- Film poster
- Directed by: Darin Beckstead
- Screenplay by: Darin Beckstead
- Produced by: Guillermo Suescum Herbert Christiansen
- Starring: Todd Wall Aaron Fiore Kahil Dotay Tom Bitler
- Cinematography: Brian Sullivan
- Edited by: Nick Kougioulis
- Music by: Non-Stop
- Distributed by: Netflix
- Release date: April 23, 2005 (United States);
- Running time: 25 minutes
- Country: United States
- Language: English

= Courage & Stupidity =

Courage and Stupidity (Courage & Stupidity) is a 2005 short fictional American comedy film written and directed by Darin Beckstead.

==Synopsis==
Courage & Stupidity reimagines Steven Spielberg's making of Jaws.

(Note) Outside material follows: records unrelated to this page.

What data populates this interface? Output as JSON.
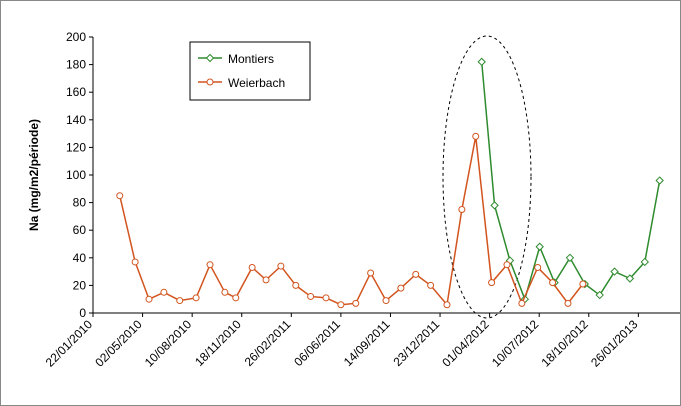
{
  "chart_data": {
    "type": "line",
    "y_label": "Na (mg/m2/période)",
    "ylim": [
      0,
      200
    ],
    "yticks": [
      0,
      20,
      40,
      60,
      80,
      100,
      120,
      140,
      160,
      180,
      200
    ],
    "xlim": [
      "22/01/2010",
      "20/04/2013"
    ],
    "xticks": [
      "22/01/2010",
      "02/05/2010",
      "10/08/2010",
      "18/11/2010",
      "26/02/2011",
      "06/06/2011",
      "14/09/2011",
      "23/12/2011",
      "01/04/2012",
      "10/07/2012",
      "18/10/2012",
      "26/01/2013"
    ],
    "legend": "upper-left",
    "series": [
      {
        "name": "Montiers",
        "color": "#2e8b2e",
        "marker": "diamond",
        "x": [
          "16/03/2012",
          "11/04/2012",
          "12/05/2012",
          "11/06/2012",
          "11/07/2012",
          "10/08/2012",
          "10/09/2012",
          "10/10/2012",
          "09/11/2012",
          "09/12/2012",
          "09/01/2013",
          "08/02/2013",
          "10/03/2013"
        ],
        "values": [
          182,
          78,
          38,
          10,
          48,
          22,
          40,
          21,
          13,
          30,
          25,
          37,
          96
        ]
      },
      {
        "name": "Weierbach",
        "color": "#d2541e",
        "marker": "circle",
        "x": [
          "17/03/2010",
          "17/04/2010",
          "15/05/2010",
          "14/06/2010",
          "16/07/2010",
          "18/08/2010",
          "15/09/2010",
          "15/10/2010",
          "06/11/2010",
          "09/12/2010",
          "06/01/2011",
          "05/02/2011",
          "07/03/2011",
          "06/04/2011",
          "07/05/2011",
          "06/06/2011",
          "06/07/2011",
          "05/08/2011",
          "05/09/2011",
          "05/10/2011",
          "04/11/2011",
          "04/12/2011",
          "06/01/2012",
          "05/02/2012",
          "04/03/2012",
          "05/04/2012",
          "06/05/2012",
          "05/06/2012",
          "07/07/2012",
          "06/08/2012",
          "06/09/2012",
          "06/10/2012"
        ],
        "values": [
          85,
          37,
          10,
          15,
          9,
          11,
          35,
          15,
          11,
          33,
          24,
          34,
          20,
          12,
          11,
          6,
          7,
          29,
          9,
          18,
          28,
          20,
          6,
          75,
          128,
          22,
          35,
          7,
          33,
          22,
          7,
          21
        ]
      }
    ]
  }
}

The story fantasizes of how the filming of that movie and the director's early career is challenged when the mechanical shark breaks down during production.

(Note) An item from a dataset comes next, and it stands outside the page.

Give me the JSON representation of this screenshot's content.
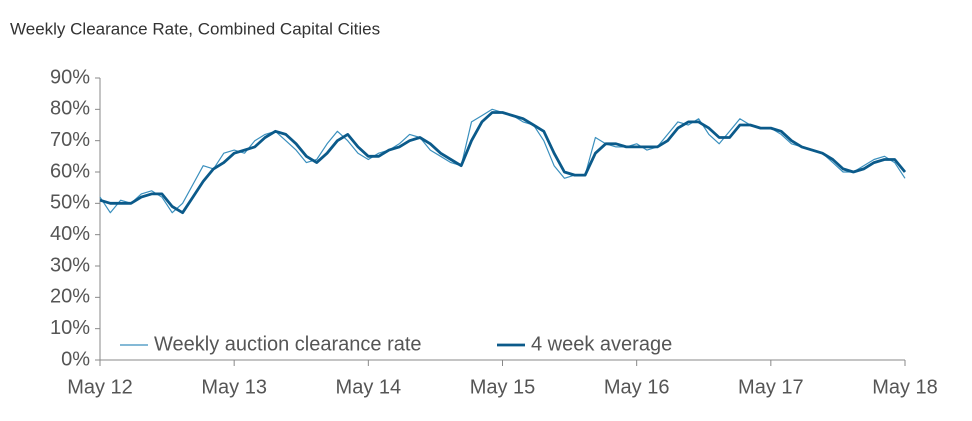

Courage & Stupidity derives its title from a statement made by Mr. Spielberg about his behind-the-scenes memories of the 1970s blockbuster. Courage & Stupidity also contains numerous easter-egg references to other Spielberg films.

==Cast==
- Todd Wall as Steven
- Aaron Fiore as George
- Kahil Dotay as Ricky

==Release==
The film screened at Fantasia, the Sitges Film Festival, and was distributed by Netflix.

== Reception ==
Film Threat gave the film a rather positive review.